Wir weigern uns, an der Zerstörung unserer Lebensgrundlagen mitzuwirken – Friedenspreis für Eugen Drewermann

Wir weigern uns, an der Zerstörung unserer Lebensgrundlagen mitzuwirken – Friedenspreis für Eugen Drewermann

Ein Artikel von Bernhard Trautvetter

Der Erfolg der Meinungsmache im Sinne der Militärs wird unter anderem daran sichtbar, dass die Zustimmungsrate zur Erhöhung des Militäretats und der Stärke der Bundeswehr seit 2012 in Umfragen von circa 18 bis 19 Prozent auf mehr als das Dreifache 2022 angestiegen ist.

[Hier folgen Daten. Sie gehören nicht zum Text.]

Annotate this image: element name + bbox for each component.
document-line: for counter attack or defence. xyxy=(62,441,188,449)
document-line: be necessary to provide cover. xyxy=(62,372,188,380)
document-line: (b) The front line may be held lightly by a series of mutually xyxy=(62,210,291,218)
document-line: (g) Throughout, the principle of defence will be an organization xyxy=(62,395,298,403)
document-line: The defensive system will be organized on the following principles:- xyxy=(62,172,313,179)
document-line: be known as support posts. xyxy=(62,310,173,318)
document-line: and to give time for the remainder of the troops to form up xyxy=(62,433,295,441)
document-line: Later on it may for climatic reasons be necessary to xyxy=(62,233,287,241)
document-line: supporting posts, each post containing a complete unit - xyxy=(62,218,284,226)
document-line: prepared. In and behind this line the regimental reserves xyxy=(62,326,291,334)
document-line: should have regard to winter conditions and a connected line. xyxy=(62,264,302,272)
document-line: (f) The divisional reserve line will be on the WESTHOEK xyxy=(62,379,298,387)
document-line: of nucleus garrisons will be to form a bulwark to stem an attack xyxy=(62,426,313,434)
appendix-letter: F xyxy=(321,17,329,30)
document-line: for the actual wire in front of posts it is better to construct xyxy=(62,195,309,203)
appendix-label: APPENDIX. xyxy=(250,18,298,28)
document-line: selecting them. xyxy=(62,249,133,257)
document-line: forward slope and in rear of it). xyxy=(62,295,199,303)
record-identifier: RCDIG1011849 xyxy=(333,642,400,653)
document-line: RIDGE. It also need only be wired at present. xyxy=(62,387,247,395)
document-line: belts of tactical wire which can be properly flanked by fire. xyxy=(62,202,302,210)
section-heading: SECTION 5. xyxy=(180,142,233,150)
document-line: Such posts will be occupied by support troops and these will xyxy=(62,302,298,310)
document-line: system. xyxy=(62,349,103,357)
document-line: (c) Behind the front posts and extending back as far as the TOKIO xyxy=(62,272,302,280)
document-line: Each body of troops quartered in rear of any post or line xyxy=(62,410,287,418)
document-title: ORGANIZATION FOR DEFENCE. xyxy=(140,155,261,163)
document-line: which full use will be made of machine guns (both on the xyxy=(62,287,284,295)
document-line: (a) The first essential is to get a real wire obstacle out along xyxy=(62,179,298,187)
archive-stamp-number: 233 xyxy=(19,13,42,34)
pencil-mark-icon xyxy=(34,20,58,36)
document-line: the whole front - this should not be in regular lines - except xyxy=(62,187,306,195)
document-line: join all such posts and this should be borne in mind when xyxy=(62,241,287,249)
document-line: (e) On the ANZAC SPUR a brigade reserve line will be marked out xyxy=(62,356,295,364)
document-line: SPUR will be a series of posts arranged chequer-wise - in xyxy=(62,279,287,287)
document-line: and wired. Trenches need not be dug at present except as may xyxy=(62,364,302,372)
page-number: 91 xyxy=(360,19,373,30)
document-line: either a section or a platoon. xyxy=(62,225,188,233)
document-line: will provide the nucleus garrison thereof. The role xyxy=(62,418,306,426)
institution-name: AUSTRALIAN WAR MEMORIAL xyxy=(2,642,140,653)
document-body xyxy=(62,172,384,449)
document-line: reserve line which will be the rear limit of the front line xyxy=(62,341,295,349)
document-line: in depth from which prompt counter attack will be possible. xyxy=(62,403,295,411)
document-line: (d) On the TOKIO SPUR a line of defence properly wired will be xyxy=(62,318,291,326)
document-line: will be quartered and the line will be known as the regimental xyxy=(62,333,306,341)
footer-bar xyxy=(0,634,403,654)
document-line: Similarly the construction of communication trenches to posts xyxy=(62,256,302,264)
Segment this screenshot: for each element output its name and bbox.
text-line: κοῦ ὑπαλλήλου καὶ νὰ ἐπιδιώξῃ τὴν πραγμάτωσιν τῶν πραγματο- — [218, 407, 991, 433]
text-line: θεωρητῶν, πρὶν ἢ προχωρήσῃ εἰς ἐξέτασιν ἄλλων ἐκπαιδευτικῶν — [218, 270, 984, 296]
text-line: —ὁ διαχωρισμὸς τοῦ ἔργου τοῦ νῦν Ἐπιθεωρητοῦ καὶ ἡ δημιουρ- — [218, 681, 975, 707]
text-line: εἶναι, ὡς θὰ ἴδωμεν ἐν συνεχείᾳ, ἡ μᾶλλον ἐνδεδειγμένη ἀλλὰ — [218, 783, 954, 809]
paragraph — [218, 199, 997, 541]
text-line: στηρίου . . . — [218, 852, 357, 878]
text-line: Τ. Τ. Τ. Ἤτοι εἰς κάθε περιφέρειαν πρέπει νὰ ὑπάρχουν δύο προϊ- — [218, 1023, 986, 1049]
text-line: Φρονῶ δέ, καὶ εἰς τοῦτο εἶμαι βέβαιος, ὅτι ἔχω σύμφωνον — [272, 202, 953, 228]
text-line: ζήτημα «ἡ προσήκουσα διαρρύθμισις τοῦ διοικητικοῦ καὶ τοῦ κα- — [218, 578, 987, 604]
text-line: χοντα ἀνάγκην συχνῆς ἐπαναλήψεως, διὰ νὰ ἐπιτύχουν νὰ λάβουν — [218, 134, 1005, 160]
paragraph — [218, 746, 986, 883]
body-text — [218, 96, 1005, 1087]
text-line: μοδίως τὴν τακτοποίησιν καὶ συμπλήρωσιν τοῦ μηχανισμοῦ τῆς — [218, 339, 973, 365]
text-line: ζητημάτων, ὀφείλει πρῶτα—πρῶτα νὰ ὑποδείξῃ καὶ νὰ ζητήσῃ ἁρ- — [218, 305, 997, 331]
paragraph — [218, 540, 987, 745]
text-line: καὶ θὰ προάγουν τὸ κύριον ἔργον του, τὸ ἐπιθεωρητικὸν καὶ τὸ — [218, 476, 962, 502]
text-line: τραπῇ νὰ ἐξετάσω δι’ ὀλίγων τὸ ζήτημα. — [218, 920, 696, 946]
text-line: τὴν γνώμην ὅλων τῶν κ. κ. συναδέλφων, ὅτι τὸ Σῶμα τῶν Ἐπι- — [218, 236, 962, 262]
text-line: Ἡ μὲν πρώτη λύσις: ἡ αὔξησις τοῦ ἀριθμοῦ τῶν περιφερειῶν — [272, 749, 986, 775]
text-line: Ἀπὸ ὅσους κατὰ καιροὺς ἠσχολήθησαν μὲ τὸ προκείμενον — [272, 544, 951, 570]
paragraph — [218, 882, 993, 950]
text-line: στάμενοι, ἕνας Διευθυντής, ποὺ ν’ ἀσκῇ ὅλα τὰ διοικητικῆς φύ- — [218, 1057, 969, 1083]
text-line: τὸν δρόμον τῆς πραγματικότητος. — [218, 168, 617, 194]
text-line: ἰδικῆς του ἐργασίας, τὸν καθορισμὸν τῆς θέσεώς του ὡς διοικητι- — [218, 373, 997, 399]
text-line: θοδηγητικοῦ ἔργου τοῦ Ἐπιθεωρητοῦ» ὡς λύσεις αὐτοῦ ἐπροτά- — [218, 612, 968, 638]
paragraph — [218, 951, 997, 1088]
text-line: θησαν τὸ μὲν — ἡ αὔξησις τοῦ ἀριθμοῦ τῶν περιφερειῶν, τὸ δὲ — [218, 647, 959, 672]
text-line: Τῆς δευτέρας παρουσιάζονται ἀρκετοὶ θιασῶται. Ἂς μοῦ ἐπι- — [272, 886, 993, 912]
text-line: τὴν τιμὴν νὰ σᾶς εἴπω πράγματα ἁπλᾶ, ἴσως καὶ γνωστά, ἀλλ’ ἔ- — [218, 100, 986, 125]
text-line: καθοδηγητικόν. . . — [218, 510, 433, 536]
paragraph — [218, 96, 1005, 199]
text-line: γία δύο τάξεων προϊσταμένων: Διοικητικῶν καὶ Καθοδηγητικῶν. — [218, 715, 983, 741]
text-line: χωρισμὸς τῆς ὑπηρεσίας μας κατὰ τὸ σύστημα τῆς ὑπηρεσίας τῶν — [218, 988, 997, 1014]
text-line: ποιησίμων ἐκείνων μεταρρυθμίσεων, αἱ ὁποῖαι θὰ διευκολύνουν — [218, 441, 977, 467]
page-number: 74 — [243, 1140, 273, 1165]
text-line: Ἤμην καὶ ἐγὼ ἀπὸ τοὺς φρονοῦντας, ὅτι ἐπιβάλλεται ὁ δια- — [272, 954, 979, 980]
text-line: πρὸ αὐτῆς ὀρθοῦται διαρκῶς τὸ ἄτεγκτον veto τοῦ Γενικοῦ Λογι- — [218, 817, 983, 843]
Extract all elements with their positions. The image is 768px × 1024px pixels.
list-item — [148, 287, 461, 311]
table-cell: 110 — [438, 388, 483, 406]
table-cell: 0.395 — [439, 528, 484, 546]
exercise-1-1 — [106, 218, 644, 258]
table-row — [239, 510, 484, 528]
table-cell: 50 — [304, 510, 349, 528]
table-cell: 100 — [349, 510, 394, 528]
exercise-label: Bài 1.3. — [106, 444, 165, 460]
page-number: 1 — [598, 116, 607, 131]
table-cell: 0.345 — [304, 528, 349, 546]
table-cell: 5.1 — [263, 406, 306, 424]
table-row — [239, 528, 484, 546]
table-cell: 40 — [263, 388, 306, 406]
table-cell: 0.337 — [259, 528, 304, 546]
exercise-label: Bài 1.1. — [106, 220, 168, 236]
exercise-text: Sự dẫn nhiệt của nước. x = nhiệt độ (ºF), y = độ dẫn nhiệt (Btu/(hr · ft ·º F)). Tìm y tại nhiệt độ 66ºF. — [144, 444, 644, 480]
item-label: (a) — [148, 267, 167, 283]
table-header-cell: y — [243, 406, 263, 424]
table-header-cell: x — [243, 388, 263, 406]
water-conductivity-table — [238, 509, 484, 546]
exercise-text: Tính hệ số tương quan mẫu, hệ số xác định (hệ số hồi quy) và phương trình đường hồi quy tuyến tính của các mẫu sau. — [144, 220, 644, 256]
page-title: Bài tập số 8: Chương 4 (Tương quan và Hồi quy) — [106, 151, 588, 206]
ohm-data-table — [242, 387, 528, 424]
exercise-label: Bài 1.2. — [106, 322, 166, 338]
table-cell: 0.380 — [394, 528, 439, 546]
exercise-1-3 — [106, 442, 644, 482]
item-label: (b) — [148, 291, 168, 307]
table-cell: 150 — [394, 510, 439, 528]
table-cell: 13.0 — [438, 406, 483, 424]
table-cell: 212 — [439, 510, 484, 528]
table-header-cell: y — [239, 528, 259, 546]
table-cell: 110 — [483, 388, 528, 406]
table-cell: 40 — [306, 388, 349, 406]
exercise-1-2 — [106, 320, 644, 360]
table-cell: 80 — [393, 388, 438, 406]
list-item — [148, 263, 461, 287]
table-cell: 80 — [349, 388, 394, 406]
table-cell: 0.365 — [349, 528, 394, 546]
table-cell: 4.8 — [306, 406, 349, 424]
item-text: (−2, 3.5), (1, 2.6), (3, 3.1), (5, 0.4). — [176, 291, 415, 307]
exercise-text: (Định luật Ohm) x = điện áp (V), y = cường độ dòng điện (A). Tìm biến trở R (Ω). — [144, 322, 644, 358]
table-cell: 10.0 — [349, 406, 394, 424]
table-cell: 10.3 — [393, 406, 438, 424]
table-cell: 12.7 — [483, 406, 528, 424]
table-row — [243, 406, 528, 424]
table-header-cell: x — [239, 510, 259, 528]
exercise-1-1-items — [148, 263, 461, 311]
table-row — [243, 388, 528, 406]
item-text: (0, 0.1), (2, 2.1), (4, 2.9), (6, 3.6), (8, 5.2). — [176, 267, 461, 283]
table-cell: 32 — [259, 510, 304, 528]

Boris Pistorius ist der beliebteste Politiker in Deutschland, und dies, nachdem er einen „Mentalitätswechsel“ hin zur von ihm so genannten „Kriegstauglichkeit“ dieses Landes einforderte, zu dem er sagt: „Ein solcher Bewusstseinswandel brauche Zeit, sei aber schon im Gange“. Dem stehen vergangene Aussagen von Politikern der Entspannungspolitik wie Ex-Bundespräsident Heinemann und Ex-Kanzler Brandt gegenüber: Heinemann sprach davon, dass der Frieden der Ernstfall sei, in dem wir uns alle zu bewähren haben. Von Bernhard Trautvetter.

Ein anderer, einst in diesem Land viel beachteter Vertreter des Friedens ist Eugen Drewermann. Er erhielt Mitte dieses Monats den Habenhauser Friedenspreis am 15. November in Bremen.

Dieser Preis bezieht sich auf einen Friedensschluss, der über 350 Jahre zurückliegt, als „die damalige Großmacht Schweden, eine der Siegermächte des 30-jährigen Krieges, und die Freie Reichsstadt Bremen einen Vergleich schlossen, der als Friede von Habenhausen oder Habenhauser Friede eine erhebliche Bedeutung für die damalige weitere Entwicklung gewann. Heute wird der ‚renommierte Kirchenkritiker‘ in den Medien eher als Unterstützer des kriegführenden Russland und als Verschwörungstheoretiker diskreditiert.

Dabei wird seine Argumentation über den Kontext von Kriegen, der hinter den augenscheinlichen Eruptionen tiefer liegenden Wurzeln der Gewalt liegt, ausgeblendet.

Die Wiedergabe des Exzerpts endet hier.